My 6 year-old daughter seemed to deal with it at first by just facing the facts. “Now we only have a cat,” and “We’ll never go to the doggy park again,” she exclaimed that evening. Two days later, upon observing Angel’s grave, she asked: “I wonder what she’s doing down there?” The next day she inquired as to when Angel was “coming out of her hole?” We did our best to explain again that death meant Angel’s body had stopped working and that when animals and people die, we usually bury their bodies in the ground. She thought about this, then countered with some muddled explanation about the messiah and Jesus’ birthday and everything and everyone rising up again. (Oy, can you tell she’s a tad confused on the religious front having a Jewish Mom and a Catholic Dad?!) I’m seriously concerned that she actually expects Angel to suddenly re-appear on Christmas Day.
For my 9 year-old son, it has been much more visceral and heart-wrenching. The evening that followed Angel’s death, he didn’t cry. He was very quiet, processing. That night was filled with bad dreams. He did not want to go to school the next day. Each day has been better though. He draws her a lot but doesn’t like to talk about her. One moment, he’s his happy, carefree self and then all of a sudden he remembers and is somber. He explained to me the other day, after a particularly tough evening when he and his sister were in bickering/whiny overdrive, that he was grumpy on the outside because he was sad on the inside, which made my heart hurt. But I do see progress in his journey of grief. This morning, he woke up with a big smile announcing he’d had the best dream ever. “Angel was young and fluffy and happy,” he explained!

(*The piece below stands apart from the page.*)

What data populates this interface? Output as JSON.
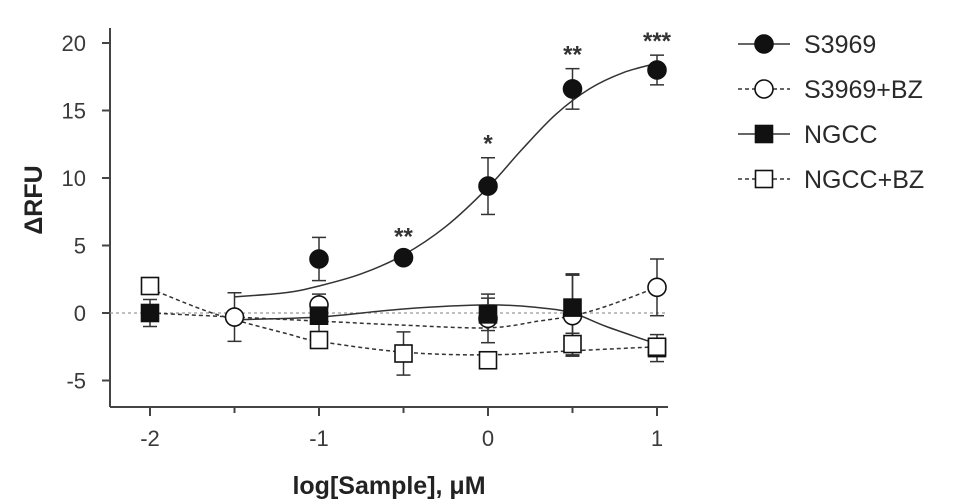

Already people have asked us if we’ll get another dog. I guess that’s a natural question. Personally, I’m not ready to even go there yet. It’s not even been two weeks. Every day, when I come downstairs in the morning, I’m jolted by the realization she’s not here. Coming home is hard too, when she’s not there and so incredibly pleased to see us. I’m haunted by the absence of her: last night I was sure I heard the jingle of her collar. I feel the fictitious brush of her fur against my leg. I sense the gentle breeze and the glimpse of a shadow of a wagging tail. I’ve heard similar stories from other families who have lost their pets.
I’m not quite sure how to bring this post to its conclusion. The cat rejoices in her new domination of the homestead. There are more crumbs on the kitchen floor than before. There’s no barking when Fedex delivers. Angel’s life force is missing from this house and the absence is deep. But she had a great life. She had regular meals, treats, walks, belly rubs, ear scratches. And, most of all, she was loved.